All systems are operational

Past Incidents

Thursday 17th June 2021

No incidents reported

Wednesday 16th June 2021

Infrastructure PAR: Network accessibility issue

We are currently experiencing a network accessibility issue on our PAR zone. We are investigating.

EDIT 12:21 UTC+2: Our network provider is looking into the issue.

EDIT 12:28 UTC+2: Deployments on other zones might not correctly work. But traffic shouldn't be impacted.

EDIT 12:30 UTC+2: Network connectivity seems to be back. We are awaiting confirmation of incident resolution from our network provider.

EDIT 12:35 UTC+2: Our network provider found the issue and fixed it.
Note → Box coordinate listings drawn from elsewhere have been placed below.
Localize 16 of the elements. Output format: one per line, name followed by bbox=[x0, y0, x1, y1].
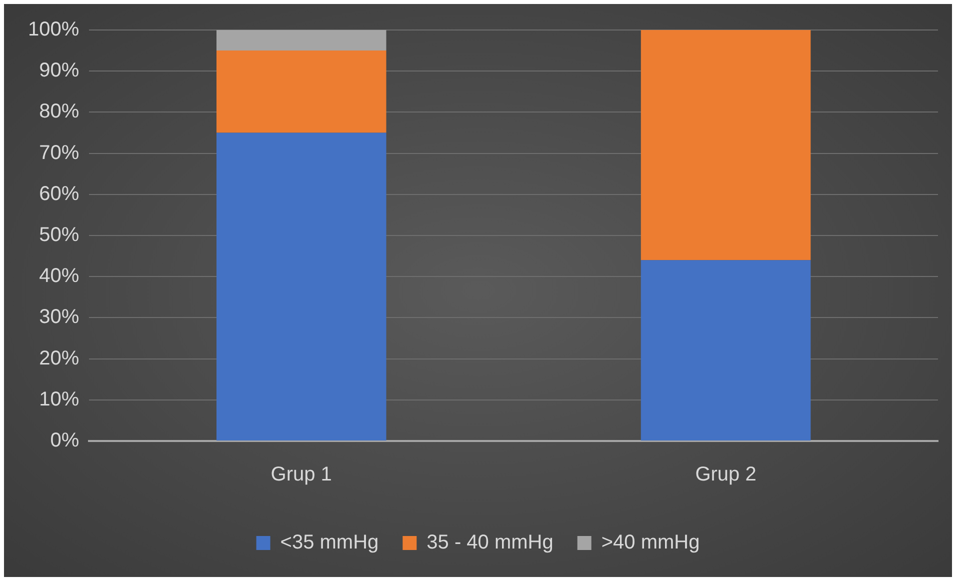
y-tick-label: 40% bbox=[39, 265, 80, 288]
x-tick-label: Grup 2 bbox=[695, 464, 756, 486]
x-tick-label: Grup 1 bbox=[270, 464, 332, 486]
y-tick-label: 100% bbox=[28, 18, 80, 41]
y-tick-label: 10% bbox=[39, 388, 80, 410]
legend-label: <35 mmHg bbox=[280, 532, 379, 554]
legend-label: 35 - 40 mmHg bbox=[426, 532, 554, 554]
legend-label: >40 mmHg bbox=[601, 532, 700, 554]
y-tick-label: 80% bbox=[39, 100, 80, 123]
y-tick-label: 20% bbox=[39, 347, 80, 370]
y-tick-label: 30% bbox=[39, 306, 80, 328]
y-tick-label: 50% bbox=[39, 224, 80, 246]
y-tick-label: 70% bbox=[39, 142, 80, 164]
y-tick-label: 90% bbox=[39, 60, 80, 82]
y-tick-label: 0% bbox=[50, 430, 80, 452]
y-tick-label: 60% bbox=[39, 182, 80, 205]
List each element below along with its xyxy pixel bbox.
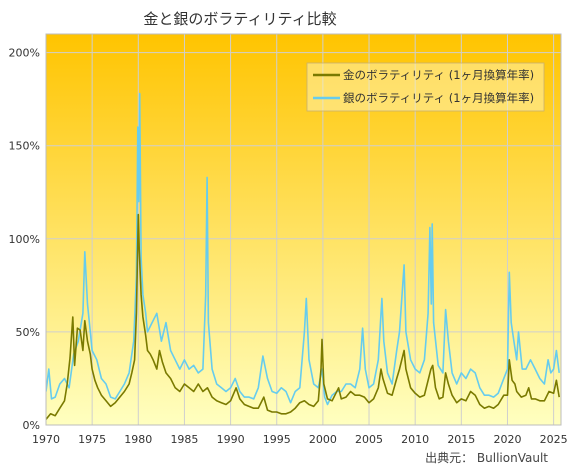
y-axis-ticks: 0% 50% 100% 150% 200%: [9, 47, 40, 432]
x-tick-label: 1990: [217, 433, 245, 446]
plot-frame: [45, 33, 562, 426]
x-tick-label: 1975: [78, 433, 106, 446]
x-tick-label: 2020: [493, 433, 521, 446]
legend-label-silver: 銀のボラティリティ (1ヶ月換算年率): [343, 91, 534, 105]
x-tick-label: 1980: [124, 433, 152, 446]
x-tick-label: 2005: [355, 433, 383, 446]
y-tick-label: 50%: [16, 326, 40, 339]
x-axis-ticks: 1970 1975 1980 1985 1990 1995 2000 2005 2010 2015…: [32, 433, 568, 446]
legend-box: [306, 62, 545, 112]
x-tick-label: 2010: [401, 433, 429, 446]
x-tick-label: 1970: [32, 433, 60, 446]
y-tick-label: 100%: [9, 233, 40, 246]
x-tick-label: 1985: [170, 433, 198, 446]
source-credit: 出典元： BullionVault: [425, 451, 548, 465]
y-tick-label: 200%: [9, 47, 40, 60]
x-tick-label: 2000: [309, 433, 337, 446]
y-tick-label: 0%: [23, 419, 40, 432]
x-tick-label: 1995: [263, 433, 291, 446]
series-line-gold: [46, 213, 560, 420]
legend-label-gold: 金のボラティリティ (1ヶ月換算年率): [343, 68, 534, 82]
chart-title: 金と銀のボラティリティ比較: [143, 10, 336, 28]
x-tick-label: 2015: [447, 433, 475, 446]
legend: 金のボラティリティ (1ヶ月換算年率) 銀のボラティリティ (1ヶ月換算年率): [306, 62, 545, 112]
series-layer: [46, 92, 560, 420]
series-line-silver: [46, 92, 560, 406]
y-tick-label: 150%: [9, 140, 40, 153]
x-tick-label: 2025: [540, 433, 568, 446]
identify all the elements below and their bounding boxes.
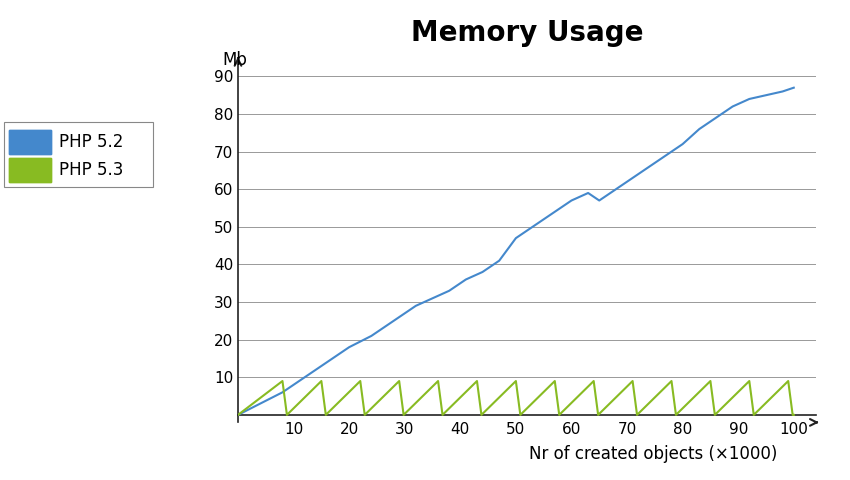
Title: Memory Usage: Memory Usage <box>411 19 643 47</box>
Text: Mb: Mb <box>223 51 247 69</box>
Text: PHP 5.3: PHP 5.3 <box>60 161 124 180</box>
Text: PHP 5.2: PHP 5.2 <box>60 132 124 151</box>
Text: Nr of created objects (×1000): Nr of created objects (×1000) <box>529 445 777 463</box>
Network is back online since 12:30 UTC+2. Investigation will be conducted to understand why the secondary link hasn't been used.

EDIT 12:42 UTC+2: A postmortem will be made available later once everything has been figured out.

EDIT 12:50 UTC+2: The deployment queue is currently processing, queued deployments might take a few minutes to start

EDIT 13:00 UTC+2: Logs may also be unavailable depending on the applications

EDIT 13:20 UTC+2: Deployment queue still has a lot of items, the build cache feature is currently having troubles which slows down deployments.

EDIT 14:33 UTC+2: Deployments queue is now lower but there are still some issues with some of them. Logs are also partially available

EDIT 15:30 UTC+2: The build cache feature still has troubles, we are currently working on a workaround. Logs should now be back but there is a delay in processing which might affect availability on the Console / CLI. They might be a few minutes late.

EDIT 16:04 UTC+2: Some applications linked to FSBuckets systems might have lost their connection to the FSBucket, increasing their I/O and possibly rebooting in a loop for either Monitoring/Unreachable or Monitoring/Scalability. This can cause response timeouts, especially for PHP applications

EDIT 16:16 UTC+2: Build cache should be fixed, meaning that deployments should take less time

EDIT 16:53 UTC+2: There is still a lot of Monitoring/Unreachable events that are being sent, making a lot of application redeploy for no good reason. We are still working on it.

EDIT 17:18 UTC+2: The issue with Monitoring/Unreachable events has been fixed. The size of the deployments queue should go down.

EDIT 18:07 UTC+2: Most issues haves been cleared up. PHP applications may still be experiencing issues, we are working on it. If you are experiencing issues on non-PHP applications, please contact us.

EDIT 19:05 UTC+2: All PHP applications have been redeployed. If you are still experiencing issues, please contact us. All other applications which have not already been redeployed since the beginning of the incident will be redeployed in the next few hours (to make sure no apps are stuck in a weird state).

Tuesday 15th June 2021

Planned maintenance on Metrics storage backend, scheduled 1 day ago

Planned maintenance of the storage backend of Clever Cloud Metrics (used for access logs as well) will occur on 2021-06-15 at 11:30 UTC.

The maintenance itself should take no more than an hour. During this time, writes will be queued and reads will be partially available.

Once the maintenance is over, queued-up writes will start being ingested, reads will be available again (except for recent data until queued-up data points are ingested).

11:36 UTC: Maintenance is starting.

12:04 UTC: Maintenance is over. The ingestion pipeline is running at full speed catching up on the queued-up data.

12:18 UTC: Ingestion is caught up.

Monday 14th June 2021

No incidents reported

Sunday 13th June 2021

Reverse Proxies Public reverse proxies issues

We are experiencing issues with public reverse proxies.

EDIT 16:58 UTC: we mitigated the issues.

Saturday 12th June 2021

No incidents reported

Friday 11th June 2021

Reverse Proxies PAR: Reverse proxies instability

Reverse proxies on the Paris zone are experiencing instabilities. We are investigating.

EDIT 18:04 UTC+2: One of the reverse proxy stopped accepting new connections. It has been put out of the pool for further investigation. Stability should have been resumed since 2 minutes.

EDIT 18:18 UTC+2: Performance is back to normal. We are going to investigate further why this reverse proxy went into this state without being noticed.

MongoDB shared cluster MongoDB shared cluster on Paris zone is overloaded

MongoDB shared cluster on Paris zone is overloaded. We are investigating what is most likely due to excessive ressources usage of some users.

As a reminder, this cluster is only used by free plans labeled "DEV". This is meant to be used for development and testing purposes only, not production.

If you are using a free plan in production, we suggest you migrate to a dedicated plan using the migration tool in the Clever Cloud console.

10:43 UTC: The cluster is working fine now although it may be slower than usual for now as a node is out of the cluster and will be re-added later.

12:23 UTC: The node mentioned in the last update has been re-added. The incident is over.